Valerio Toninelli, pittore e scultore – “Veemenza essenziale”

In Valerio Toninelli, pittore e scultore pistoiese, riscontriamo un entusiasmo generoso ed una certa apertura cordiale verso la vita, ma anche una grandissima necessità comunicativa, che esprime attraverso il suo mezzo, l’arte.

In alcune sue opere vi è la suggestione accostabile ai macchiaioli, movimento ottocentesco, nato proprio come reazione all’immobilismo accademico, che volle svincolarsi dai formalismi più classici per rendere l’immediatezza e la visione dell’artista e delle forme attraverso macchie di colore sovrapposte, distinte o accostate. Ma non manca una storia, nell’esperienza di Valerio Toninelli pittore, che lo porta all’esplorazione del figurativo.
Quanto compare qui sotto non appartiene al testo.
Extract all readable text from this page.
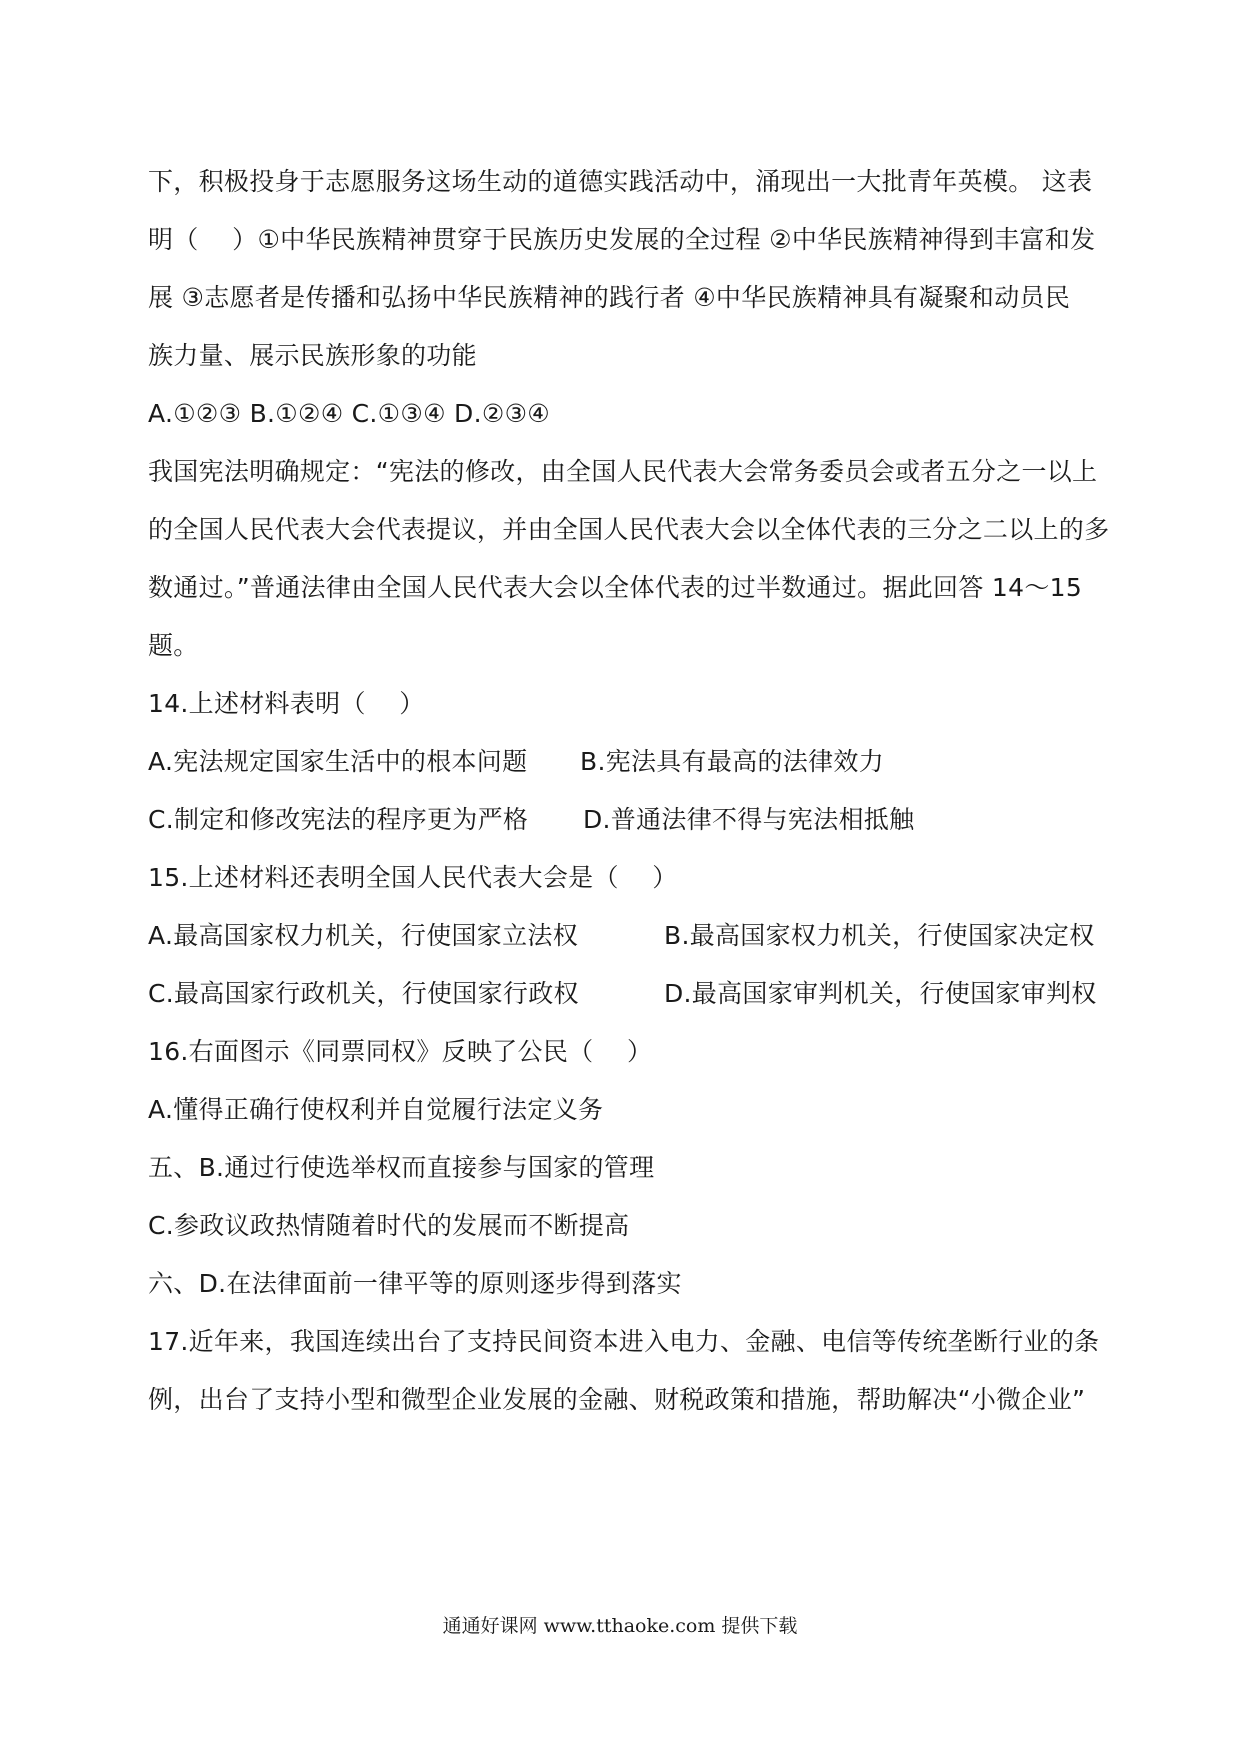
下，积极投身于志愿服务这场生动的道德实践活动中，涌现出一大批青年英模。 这表
明（　 ）①中华民族精神贯穿于民族历史发展的全过程 ②中华民族精神得到丰富和发
展 ③志愿者是传播和弘扬中华民族精神的践行者 ④中华民族精神具有凝聚和动员民
族力量、展示民族形象的功能
A.①②③ B.①②④ C.①③④ D.②③④
我国宪法明确规定：“宪法的修改，由全国人民代表大会常务委员会或者五分之一以上
的全国人民代表大会代表提议，并由全国人民代表大会以全体代表的三分之二以上的多
数通过。”普通法律由全国人民代表大会以全体代表的过半数通过。据此回答 14～15
题。
14.上述材料表明（　 ）
A.宪法规定国家生活中的根本问题 B.宪法具有最高的法律效力
C.制定和修改宪法的程序更为严格 D.普通法律不得与宪法相抵触
15.上述材料还表明全国人民代表大会是（　 ）
A.最高国家权力机关，行使国家立法权	B.最高国家权力机关，行使国家决定权
C.最高国家行政机关，行使国家行政权	D.最高国家审判机关，行使国家审判权
16.右面图示《同票同权》反映了公民（　 ）
A.懂得正确行使权利并自觉履行法定义务
五、B.通过行使选举权而直接参与国家的管理
C.参政议政热情随着时代的发展而不断提高
六、D.在法律面前一律平等的原则逐步得到落实
17.近年来，我国连续出台了支持民间资本进入电力、金融、电信等传统垄断行业的条
例，出台了支持小型和微型企业发展的金融、财税政策和措施，帮助解决“小微企业”
通通好课网 www.tthaoke.com 提供下载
In questo artista si avverte in modo forte anche l’altra faccia della medaglia ovvero una certa inquietudine, propria di quegli animi mai paghi che desiderano voracemente “mordere” la vita stessa, accettandone la condizione in cui si percepisce si trovino, ovvero in quel perpetuo divenire, in quella continua metamorfosi, talvolta sfinente, ma entusiasmante.

Questo suo sentire lo porta ben presto a spingersi verso l’astratto, promulgando il suo “messaggio” ed offrendo, a chi si imbatte nelle sue opere, una vista alternativa, da un diverso punto di vista, delle cose. Difficile collocarlo veramente in una corrente artistica ben definita, potrebbe persino appartenere agli espressionisti, ad esempio a tratti rammenta Eduard Munch, e si percepisce questo guardarsi sia dentro, con questa serpeggiante inquietudine, sia all’esterno volendo quasi suggerire al suo interlocutore di superare e buttar giù le maschere dall’ipocrisia.
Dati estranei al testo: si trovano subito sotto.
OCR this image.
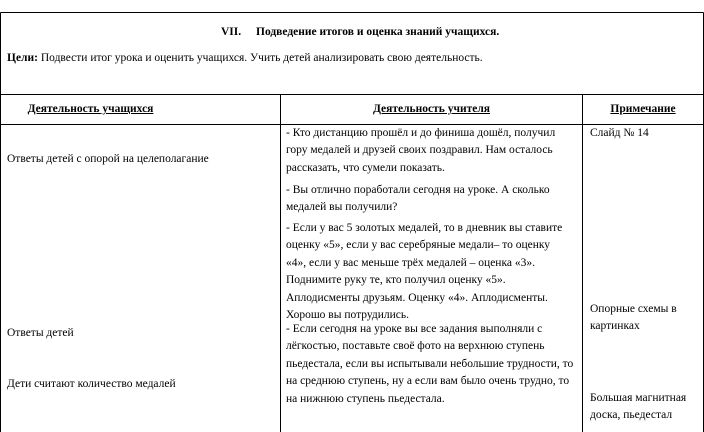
VII. Подведение итогов и оценка знаний учащихся.
Цели: Подвести итог урока и оценить учащихся. Учить детей анализировать свою деятельность.
Деятельность учащихся	Деятельность учителя	Примечание
Ответы детей с опорой на целеполагание
Ответы детей
Дети считают количество медалей
- Кто дистанцию прошёл и до финиша дошёл, получил
гору медалей и друзей своих поздравил. Нам осталось
рассказать, что сумели показать.
- Вы отлично поработали сегодня на уроке. А сколько
медалей вы получили?
- Если у вас 5 золотых медалей, то в дневник вы ставите
оценку «5», если у вас серебряные медали– то оценку
«4», если у вас меньше трёх медалей – оценка «3».
Поднимите руку те, кто получил оценку «5».
Аплодисменты друзьям. Оценку «4». Аплодисменты.
Хорошо вы потрудились.
- Если сегодня на уроке вы все задания выполняли с
лёгкостью, поставьте своё фото на верхнюю ступень
пьедестала, если вы испытывали небольшие трудности, то
на среднюю ступень, ну а если вам было очень трудно, то
на нижнюю ступень пьедестала.
Слайд № 14
Опорные схемы в
картинках
Большая магнитная
доска, пьедестал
Valerio Toninelli quindi va senz’altro oltre gli schemi più classici, accademici, pur trasmettendo in qualche modo il suo sapere e quindi una certa dimestichezza nell’arte antica. Toninelli oggi reinterpreta l’arte in un modo tutto suo che risulta molto efficace e che raggiunge il suo interlocutore sapendolo spingere, senza forzature, in modo naturale, oltre le convenzioni. Crea con veemenza e d’impulso, quasi ad imprigionare l’attimo in cui “sente” l’emozione ed anche i materiali che usa forniscono questa interpretazione. Ha poco tempo infatti prima che i prodotti polimaterici, ma soprattutto gli smalti, gli acrilici o stucchi a rapida essiccazione “fermino” le sue creazioni, e quindi deve essere ben certo di ciò che desidera cogliere e realizzare, perché il tempo non gli consente troppi errori.

Nelle sculture rincorre l’essenziale ed anche il questo caso si percepisce il suo sviluppo interiore nell’andare a togliere piuttosto che aggiungere materia, espone anche in questo caso prodigiosamente il “suo interiore” prediligendo materiali come il marmo, scarnendo più che cesellando, le forme.

Moltissime le mostra a livello internazionale cui questo artista ha partecipato, ne menzioniamo solo alcune per darvene la dimensione: ha partecipato all’International Art Festival nel distretto 798 a Pechino e alla Prima Biennale d’arte Dolomiti, scelto tra pochi artisti informali/concettuali tra cui presente anche Yoko Ono con una sua opera. Toninelli ha anche esposto in Serbia, Ungheria, Slovenia oltre a svariate mostre in Italia.